Masters

Le bon master au bon moment

Ici nous nous poserons la question du bon moment pour envisager un master : immédiatement après le bachelor ou non ? Et surtout du problème crucial de la spécialisation : vaut-il mieux amasser des connaissances générales ou entreprendre de se spécialiser dans un domaine pointu ?

La question n’est pas de savoir s’il faut suivre un master ou non, puisque la poursuite de ses études après un bachelor relève de l’envie ou non de chacun, et selon les perspectives professionnelles envisagées, un bachelor peut s’avérer tout à fait suffisant.
Non, ici nous nous poserons plutôt la question du bon moment pour envisager un master : immédiatement après le bachelor ou non ? Et surtout du problème crucial de la spécialisation : vaut-il mieux amasser des connaissances générales ou entreprendre de se spécialiser dans un domaine pointu ?
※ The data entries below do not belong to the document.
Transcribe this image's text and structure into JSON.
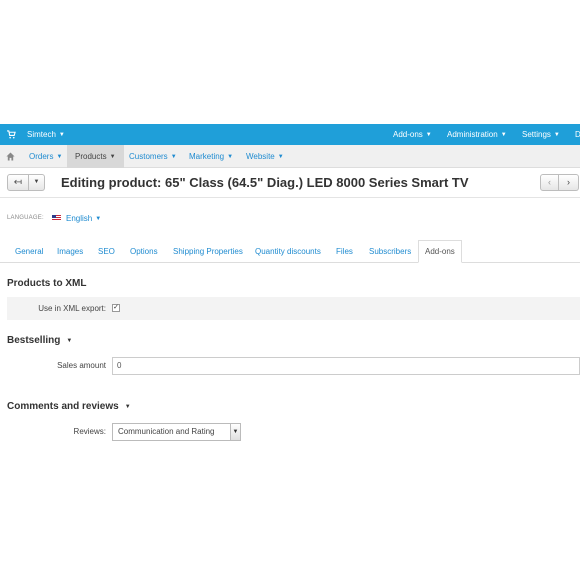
{
  "topbar": {
    "brand": "Simtech",
    "menus": [
      "Add-ons",
      "Administration",
      "Settings",
      "D"
    ]
  },
  "navbar": {
    "items": [
      "Orders",
      "Products",
      "Customers",
      "Marketing",
      "Website"
    ],
    "active": "Products"
  },
  "titlebar": {
    "title": "Editing product: 65\" Class (64.5\" Diag.) LED 8000 Series Smart TV"
  },
  "language": {
    "label": "LANGUAGE:",
    "value": "English"
  },
  "tabs": {
    "items": [
      "General",
      "Images",
      "SEO",
      "Options",
      "Shipping Properties",
      "Quantity discounts",
      "Files",
      "Subscribers",
      "Add-ons"
    ],
    "active": "Add-ons"
  },
  "products_to_xml": {
    "title": "Products to XML",
    "field_label": "Use in XML export:",
    "checked": true
  },
  "bestselling": {
    "title": "Bestselling",
    "field_label": "Sales amount",
    "value": "0"
  },
  "comments": {
    "title": "Comments and reviews",
    "field_label": "Reviews:",
    "selected": "Communication and Rating"
  },
  "colors": {
    "topbar": "#1f9fd9",
    "link": "#1f8bd0",
    "navbar": "#f0f0f0"
  }
}
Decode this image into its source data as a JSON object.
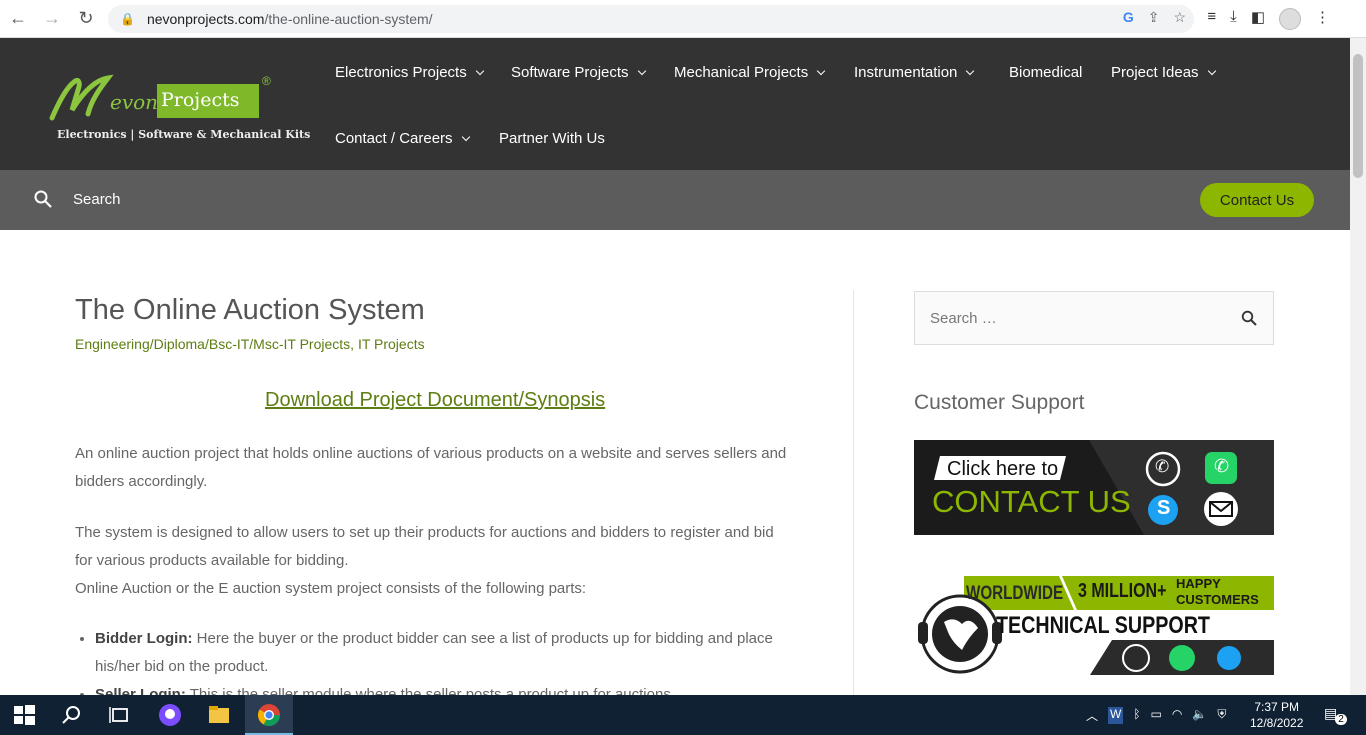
{
  "browser": {
    "url_domain": "nevonprojects.com",
    "url_path": "/the-online-auction-system/"
  },
  "header": {
    "logo": {
      "evon": "evon",
      "projects": "Projects",
      "reg": "®",
      "tagline": "Electronics | Software & Mechanical Kits"
    },
    "menu": [
      {
        "label": "Electronics Projects",
        "dropdown": true
      },
      {
        "label": "Software Projects",
        "dropdown": true
      },
      {
        "label": "Mechanical Projects",
        "dropdown": true
      },
      {
        "label": "Instrumentation",
        "dropdown": true
      },
      {
        "label": "Biomedical",
        "dropdown": false
      },
      {
        "label": "Project Ideas",
        "dropdown": true
      },
      {
        "label": "Contact / Careers",
        "dropdown": true
      },
      {
        "label": "Partner With Us",
        "dropdown": false
      }
    ]
  },
  "searchbar": {
    "label": "Search",
    "contact_button": "Contact Us"
  },
  "article": {
    "title": "The Online Auction System",
    "categories": "Engineering/Diploma/Bsc-IT/Msc-IT Projects, IT Projects",
    "download_link": "Download Project Document/Synopsis",
    "para1": "An online auction project that holds online auctions of various products on a website and serves sellers and bidders accordingly.",
    "para2": "The system is designed to allow users to set up their products for auctions and bidders to register and bid for various products available for bidding.",
    "para3": "Online Auction or the E auction system project consists of the following parts:",
    "bullets": [
      {
        "title": "Bidder Login:",
        "text": " Here the buyer or the product bidder can see a list of products up for bidding and place his/her bid on the product."
      },
      {
        "title": "Seller Login:",
        "text": " This is the seller module where the seller posts a product up for auctions."
      }
    ]
  },
  "sidebar": {
    "search_placeholder": "Search …",
    "customer_support_title": "Customer Support",
    "banner1": {
      "line1": "Click here to",
      "line2": "CONTACT US"
    },
    "banner2": {
      "worldwide": "WORLDWIDE",
      "million": "3 MILLION+",
      "happy": "HAPPY",
      "customers": "CUSTOMERS",
      "tech": "TECHNICAL SUPPORT"
    }
  },
  "taskbar": {
    "time": "7:37 PM",
    "date": "12/8/2022",
    "notifications": "2"
  },
  "colors": {
    "header_bg": "#333333",
    "accent_green": "#8db600",
    "link_green": "#5e7d12"
  }
}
Choisissez le meilleur moment pour faire votre master



La véritable question en jeu est de savoir s’il faut passer par une année de transition avant d’entreprendre un master. Bien entendu, il ne s’agit pas d’une année de transition basée sur l’oisiveté, mais bien d’une année placée sous le signe de l’expérience professionnelle et de l’acquisition de connaissances pratiques ! L’objectif étant de faire en sorte que votre master soit le plus utile et prenne le plus de sens possible.
Il est à noter que plus de 80 % des étudiants suisses optent pour un master, peu importe le moment choisi pour faire celui-ci.
C’est donc à chacun d’estimer ce qui est le mieux pour lui, en fonction de sa personnalité et de son projet professionnel. Pour certains la question ne se posera pas. En effet, si vous avez déjà une idée précise de la profession que vous souhaitez exercer et qu’il ne vous manque plus que le diplôme pour y parvenir, alors foncez sur le master !
Au contraire : vous n’êtes pas au point sur la carrière que vous envisagez ? Vous voulez valider des connaissances, préciser votre choix d’orientation, ou acquérir des compétences qui vous permettront de changer de voie, voire d’obtenir une double compétence ? Alors n’hésitez pas à faire une pause utile, ça ne sera jamais une perte de temps, l’expérience pratique étant considérée par les recruteurs comme un atout majeur.
De plus, le fait d’avoir réussi à reprendre ses études, et le statut qui va avec, suite à une année dans la peau d’un professionnel salarié, est considéré comme une vraie force de caractère. Sachez cependant que cela est loin d’être évident. Le risque étant que l’entreprise vous propose de vous embaucher !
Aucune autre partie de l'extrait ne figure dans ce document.